U bent hier: Home / Kinderombudsman bewijst kinderhandel jeugdzorg

Kinderombudsman bewijst kinderhandel jeugdzorg

by J.L. de Kreek — last modified 16-05-2022 03:00
Opgeslagen onder:

Het rapport “Is De Zorg Gegrond” van de Kinderombudsman uit december 2013 bewijst reeds wat velen al jaren stellen en beweren. Namelijk dat de jeugdzorg en de raad voor de kinderbescherming functioneel kinderhandelaars en dus een criminele organisatie zijn. Dat de kinderombudsman de kinderbeschermers ondanks de fouten professioneel en deskundig noemt is een strafverzwarende omstandigheid.

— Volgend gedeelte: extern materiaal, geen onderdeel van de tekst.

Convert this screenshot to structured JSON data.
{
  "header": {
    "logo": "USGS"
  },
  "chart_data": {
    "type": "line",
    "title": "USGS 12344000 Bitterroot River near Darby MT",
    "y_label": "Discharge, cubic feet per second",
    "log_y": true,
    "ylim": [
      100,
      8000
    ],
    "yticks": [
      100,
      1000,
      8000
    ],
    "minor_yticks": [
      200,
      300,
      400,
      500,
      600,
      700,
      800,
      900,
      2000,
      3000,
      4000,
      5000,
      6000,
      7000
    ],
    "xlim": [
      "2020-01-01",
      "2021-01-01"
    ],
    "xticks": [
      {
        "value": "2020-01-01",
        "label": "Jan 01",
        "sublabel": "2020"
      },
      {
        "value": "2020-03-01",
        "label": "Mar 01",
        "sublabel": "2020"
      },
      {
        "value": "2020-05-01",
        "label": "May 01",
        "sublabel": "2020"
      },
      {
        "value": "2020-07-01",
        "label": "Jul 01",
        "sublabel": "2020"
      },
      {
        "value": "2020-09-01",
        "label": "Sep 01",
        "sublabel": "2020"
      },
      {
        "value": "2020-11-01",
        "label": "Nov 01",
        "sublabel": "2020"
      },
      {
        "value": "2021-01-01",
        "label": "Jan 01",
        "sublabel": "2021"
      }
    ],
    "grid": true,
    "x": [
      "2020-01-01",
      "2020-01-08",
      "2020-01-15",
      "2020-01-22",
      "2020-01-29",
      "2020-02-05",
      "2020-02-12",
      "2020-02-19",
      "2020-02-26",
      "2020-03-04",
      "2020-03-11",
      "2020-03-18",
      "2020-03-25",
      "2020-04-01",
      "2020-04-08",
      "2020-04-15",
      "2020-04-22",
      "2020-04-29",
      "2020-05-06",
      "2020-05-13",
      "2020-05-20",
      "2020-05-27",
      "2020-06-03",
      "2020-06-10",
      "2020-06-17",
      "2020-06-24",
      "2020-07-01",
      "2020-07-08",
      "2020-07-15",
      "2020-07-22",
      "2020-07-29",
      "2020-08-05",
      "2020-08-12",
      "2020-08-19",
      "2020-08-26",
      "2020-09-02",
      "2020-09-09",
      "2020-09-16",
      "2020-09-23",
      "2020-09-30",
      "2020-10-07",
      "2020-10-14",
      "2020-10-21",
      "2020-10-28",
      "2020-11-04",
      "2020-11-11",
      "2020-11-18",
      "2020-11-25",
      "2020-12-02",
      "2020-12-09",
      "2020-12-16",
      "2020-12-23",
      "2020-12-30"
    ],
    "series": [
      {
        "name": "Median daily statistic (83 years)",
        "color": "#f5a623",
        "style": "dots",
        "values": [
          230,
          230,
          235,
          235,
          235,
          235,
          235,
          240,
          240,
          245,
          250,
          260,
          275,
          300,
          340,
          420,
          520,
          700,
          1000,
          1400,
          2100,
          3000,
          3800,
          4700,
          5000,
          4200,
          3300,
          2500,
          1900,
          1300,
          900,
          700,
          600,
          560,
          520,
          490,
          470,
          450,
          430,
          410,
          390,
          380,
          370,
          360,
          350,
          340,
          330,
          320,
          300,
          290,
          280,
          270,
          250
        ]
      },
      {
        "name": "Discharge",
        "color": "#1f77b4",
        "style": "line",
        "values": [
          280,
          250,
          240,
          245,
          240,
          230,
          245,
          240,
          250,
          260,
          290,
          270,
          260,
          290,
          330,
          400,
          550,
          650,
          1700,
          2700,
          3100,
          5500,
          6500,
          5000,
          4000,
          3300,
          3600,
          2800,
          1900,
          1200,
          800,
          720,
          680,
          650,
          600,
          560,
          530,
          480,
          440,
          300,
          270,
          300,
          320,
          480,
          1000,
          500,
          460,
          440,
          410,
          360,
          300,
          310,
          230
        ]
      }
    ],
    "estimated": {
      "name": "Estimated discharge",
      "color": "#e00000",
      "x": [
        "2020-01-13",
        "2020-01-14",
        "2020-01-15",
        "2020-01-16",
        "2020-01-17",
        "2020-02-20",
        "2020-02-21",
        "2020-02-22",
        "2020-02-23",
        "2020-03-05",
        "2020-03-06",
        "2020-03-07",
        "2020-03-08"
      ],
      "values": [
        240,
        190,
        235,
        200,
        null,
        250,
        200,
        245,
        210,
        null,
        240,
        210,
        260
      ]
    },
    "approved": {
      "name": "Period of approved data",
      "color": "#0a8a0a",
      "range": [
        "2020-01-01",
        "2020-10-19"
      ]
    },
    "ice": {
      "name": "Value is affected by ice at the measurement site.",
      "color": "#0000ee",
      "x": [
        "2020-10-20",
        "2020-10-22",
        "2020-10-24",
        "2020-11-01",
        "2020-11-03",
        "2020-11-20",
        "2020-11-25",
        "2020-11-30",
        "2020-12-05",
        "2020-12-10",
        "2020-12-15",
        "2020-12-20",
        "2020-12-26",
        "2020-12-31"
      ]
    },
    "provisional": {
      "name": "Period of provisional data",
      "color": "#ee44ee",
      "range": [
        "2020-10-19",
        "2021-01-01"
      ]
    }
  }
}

Zowel de jeugdzorg als de raad voor de kinderbescherming bevestigen dat zij niet aan waarheidsvinding doen of althans dat zij gezegd hebben dat zij niet aan waarheidsvinding doen zoals in het strafrecht. De grap nu met de jeugdzorg is dat het toenmalige artikel 2J van de Wet op de Jeugdzorg uit 2013 dezelfde of althans soortgelijke waarheidsvindingseis stelt als artikel 27 van het Wetboek van Strafvordering. De jeugdzorg en de raad voor de kinderbescherming vergeten dit opportunistisch iets te makkelijk.

Zij denken dat omdat zij in het civiel recht kinderen uit huis halen zij niet hoeven te bewijzen dat die kinderen daarop recht hebben. Normaal wordt bewijs geleverd middels concrete bewijselementen die wettig en overtuigend bewijzen dat er een redelijk vermoeden is van de bedreiging van een minderjarige door een van in de wet opgesomde risico's. De wet lezen of begrijpen kunnen medewerkers van de jeugdzorg en de raad voor de kinderbescherming kennelijk niet. In ieder geval handhaven zij de wet niet. Zij gebruiken de wet voor eigen gewin.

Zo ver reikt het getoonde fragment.